Tonight we’ll have Josh Nelson bringing the word for our meeting. Next week I hope to finish the series on epistemology. In the meantime, I saw this passage from John Frame’s The Doctrine of the Knowledge of God that summed up so much of what we’ve been saying that I had to post it here. Wade through the philosopher talk to get to the good stuff.
When non-Christians argue that God is unknowable, they generally appeal to the limitations implicit in human knowledge. They claim, with Hume, that our knowledge is limited to sense perception or, with Kant, that we can only know “appearances” or “phenomena,” not reality itself. Or, with more recent (but currently unfashionable) positivism, they argue that we know only what can be established by a certain kind of scientific method. Thus God either must be unknowable (the non-Christian transcendence standpoint), or He must fit within the realms of finite sense-perception – “phenomena” or science – and thus be less than the biblical God (the non-Christian immanence standpoint); or else we must bounce arbitrarily back and forth between these two positions (the approach of modern dialectical theology and philosophy).
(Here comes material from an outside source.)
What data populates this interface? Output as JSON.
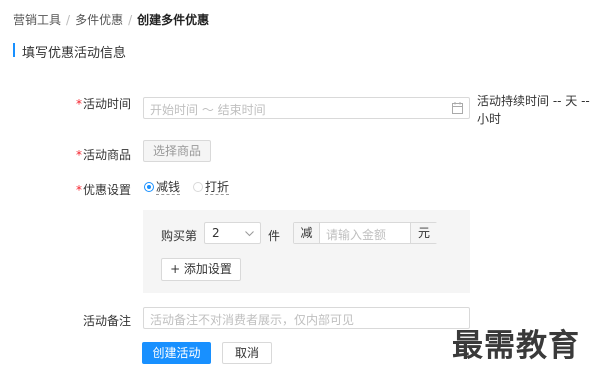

It is certainly true that our knowledge is finite. The agnostic has recognized that in some measure, though he illegitimately uses it for his own purposes. But the limitations of human knowledge are, we will see, very different from the kinds of limitations supposed by Hume, Kant, and the positivists.
For now, however, we should simply remind ourselves who the Lord is. Because He controls all things, God enters His world – our world – without being relativized by it, without losing His divinity. Thus in knowing our world, we know God. Because God is the supreme authority, the author of all the criteria by which we make judgments or come to conclusions, we know Him more certainly than we know any other fact about the world. And because God is the supremely present one, He is inescapable.
God is not shut out by the world; He is not rendered incapable of revealing himself because of the finitude of the human mind.
On the contrary, all reality reveals God.
The agnostic argument, then, presupposes a nonbiblical concept of God.
If God is who Scripture says He is, there are no barriers to knowing Him.